Multiple cities across the country are building programs that involve mental health professionals, social workers, or community members responding to certain 911 emergency calls instead of police officers.
According to USA Today, Eugene, Oregon, Olympia, Washington, and Denver have the only existing non-police responder programs in the United States, however, more strategies and plans are being developed in various locations.
The outlet cited growing movements against police brutality and nationwide calls to defund the police as motivating factors. A June 2020 survey found nearly 8 in 10 voters support routing 911 calls related to mental health and substance use to trained, non-police responders but the programs are not all brand new.
In Eugene, the civilian response program has existed for over three decades. According to USA Today, the White Bird Clinic, a health care center in the city, launched the Crisis Assistance Helping Out on the Streets program in 1989.
Abbreviated as CAHOOTS, the program sends a team that consists of a medic, usually, a nurse, EMT or paramedic, and a crisis worker. This team takes calls relating to mental illness, homelessness, and addiction.
USA Today reported in 2019, responders requested police backup only 150 times out of an approximate 24,000 CAHOOTS calls.
“The work they’ve been doing is both pioneering and successful,” said Betsy Pearl, associate director for criminal justice reform at the Center for American Progress, according to the news outlet. “The major objection or concern you see is from folks who say this isn’t safe. But from what we’ve seen play out, that isn’t true. In Eugene, there’s never been a serious incident.”
Cities such as Denver and Olympia have used the program in Eugene to build their own in 2020 and 2019 respectively. According to the news report, during the first six months of the Denver pilot, the team responded to 748 of 2,500 emergency calls and found none of the calls required police, and no one was arrested.
“It’s extremely successful, and it’s even better than what we had anticipated,” Denver police chief Paul Pazen said to USA Today. “Right off the bat, we had officers on every shift saying, ‘When can we get more of this and expand this?'”
New York City has also begun its own path to non-police response.
As theGrio reported in November 2020, Mayor Bill de Blasio announced a new program that will deploy mental health experts when responding to 911 mental health crises instead of police.

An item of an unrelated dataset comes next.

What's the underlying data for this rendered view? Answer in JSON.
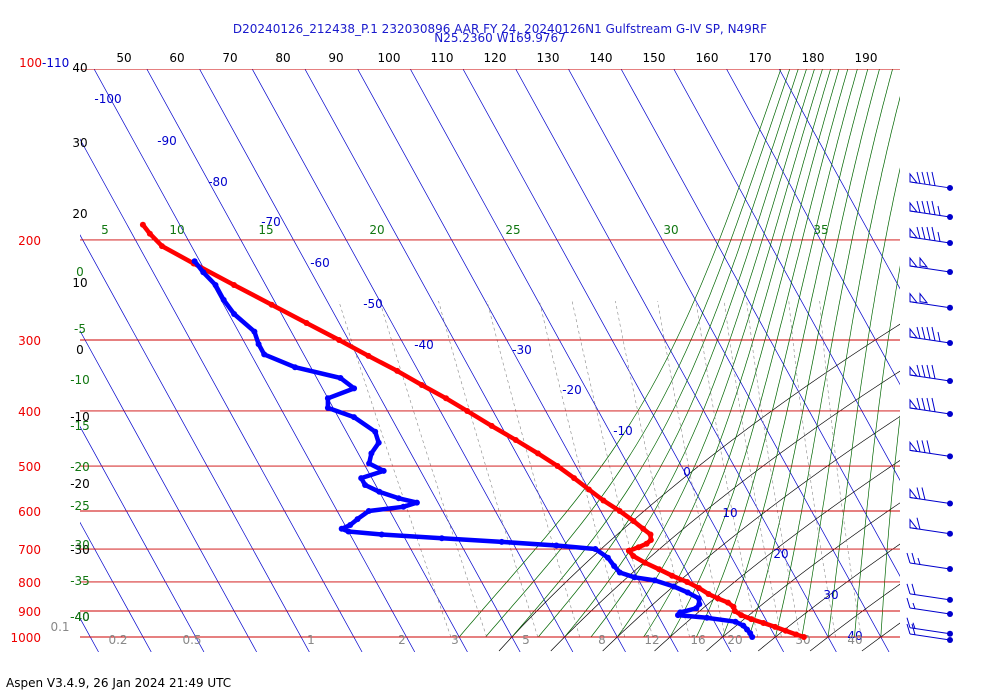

The press release stated the Mental Health Teams of Emergency Medical Services would be launched in February 2021 in two high-need communities.
“One in five New Yorkers struggle with a mental health condition. Now, more than ever, we must do everything we can to reach those people before crisis strikes,” said de Blasio, according to the report. “For the first time in our city’s history, health responders will be the default responders for a person in crisis, making sure those struggling with mental illness receive the help they need.”
USA Today reported the New York State Legislature is considering a bill called Daniel’s Law in honor of Daniel Prude that would allow mental health professionals to respond to mental health and substance abuse emergencies.
While some are on board, the growing programs have faced critique. In New York City’s pilot program, the NYPD will respond to those calls if there’s a “weapon or imminent risk of harm,” and in those situations, the social workers would not respond to the call, said Susan Herman, director of ThriveNYC, the city initiative overseeing the pilot, according to the news outlet.
Hawa Bah‘s 28-year-old son died in 2012 when police shot him multiple times in his Harlem apartment. She called for an ambulance while visiting from Guinea because she thought her son was depressed and needed medical attention.
“It just increases more police for mental health crises and leads to more deaths in their hands,” Bah said. “They need to remove completely NYPD from mental health crises.”
Other advocates say the programs are not enough. According to USA Today many people impacted by police violence say investment in community-based and long-term mental health care is also necessary.
“You cannot build a mental health response system without also creating and funding better mental health care for the Black and brown community,” Eric Vassell said in a hearing in February on the City Council proposal.
Vassell’s son Saheed was killed in 2018 after 911 calls reported a man with a gun that turned out to be a metal pipe. He said his family struggled to find a program that could help his son, who had been hospitalized and received medication, but never had help in addressing the underlying causes of his trauma.
“If anyone has ever tried to get mental health care for their family through the public system, I think what you find is that the system is often just trying to figure out if your loved one is violent and whether they should send the cops,” added Anthonine Pierre, deputy director of the Brooklyn Movement Center and a spokesperson for Communities United for Police Reform. “The current system is not actually trying to figure out what caused your loved one to be having a crisis.”
Former President Obama tweeted support of programs seeking alternative response methods to 911 calls.
“More places are experimenting with programs that send civilian responders instead of police to help people experiencing mental health crises,” he said. “It’s a promising development in law enforcement in the wake of this summer’s protests.”
According to USA Today, cities continue to look for alternates to calling law enforcement. Pilot programs have been launched in Austin, Texas; San Francisco; Albuquerque, New Mexico; Portland, Oregon; and Rochester, New York.
Chicago plans to launch its pilot this summer, and officials in Los Angeles, Baltimore, Oakland, California, Dayton, Ohio, and Charlotte, North Carolina, are exploring similar models.